C’è tuttavia un secondo motivo di interesse che trovo ancora più urgente. Spesso i ragazzi stessi non conoscono il senso o l’etimologia dei termini e dei riferimenti culturali che usano. Basterebbe googlare e nel giro di qualche secondo avrebbero tanto la spiegazione dell’espressione “mi sto chillando”, quanto l’etimologia dell’espressione “Shut up, boomer!”.


Il problema è che non lo fanno e non perché siano ignoranti o menefreghisti, non lo fanno perché la scuola non insegna loro che Google a lezione non serve solo per cercare le date o le cause della Guerra dei Cent’anni per rispondere in modo corretto alle domande della verifica in DAD. Su internet si trova anche chi è quella Giorgia che in un video remix su Youtube affermava di essere “una donna, una madre e una cristiana”. Si trova il rapporto tra Kendrick Lamar e il movimento Black Lives Matter. Si trova il perché dei meme su Instagram che presentano non solo una banana attaccata al muro, ma anche una bicicletta, una birra Peroni o la regina d’Inghilterra.
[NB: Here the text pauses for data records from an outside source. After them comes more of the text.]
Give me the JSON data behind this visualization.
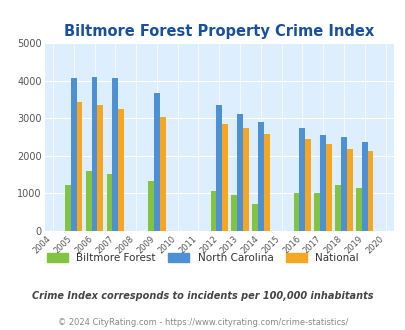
{
  "title": "Biltmore Forest Property Crime Index",
  "title_color": "#1a4fa0",
  "plot_bg_color": "#ddeeff",
  "years": [
    2005,
    2006,
    2007,
    2009,
    2012,
    2013,
    2014,
    2016,
    2017,
    2018,
    2019
  ],
  "biltmore_forest": [
    1220,
    1590,
    1510,
    1340,
    1050,
    960,
    720,
    1000,
    1020,
    1210,
    1130
  ],
  "north_carolina": [
    4080,
    4100,
    4080,
    3660,
    3360,
    3120,
    2890,
    2730,
    2540,
    2510,
    2360
  ],
  "national": [
    3440,
    3340,
    3240,
    3040,
    2850,
    2730,
    2590,
    2450,
    2310,
    2180,
    2120
  ],
  "color_biltmore": "#82c341",
  "color_nc": "#4d91d4",
  "color_national": "#f5a623",
  "ylim": [
    0,
    5000
  ],
  "yticks": [
    0,
    1000,
    2000,
    3000,
    4000,
    5000
  ],
  "xtick_years": [
    2004,
    2005,
    2006,
    2007,
    2008,
    2009,
    2010,
    2011,
    2012,
    2013,
    2014,
    2015,
    2016,
    2017,
    2018,
    2019,
    2020
  ],
  "legend_labels": [
    "Biltmore Forest",
    "North Carolina",
    "National"
  ],
  "footnote1": "Crime Index corresponds to incidents per 100,000 inhabitants",
  "footnote2": "© 2024 CityRating.com - https://www.cityrating.com/crime-statistics/",
  "footnote1_color": "#444444",
  "footnote2_color": "#888888",
  "bar_width": 0.28
}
Potremmo insegnare loro a seguire il Bianconiglio del loro linguaggio nella tana dei significati e delle etimologie, ma non lo facciamo. Perché? Perché è molto meglio chillarsi nella convinzione di essere nel giusto, forti delle nostre conoscenze letterarie. Nel frattempo ci stanno triggerando con la loro lingua 5G e il cringiometro esplode.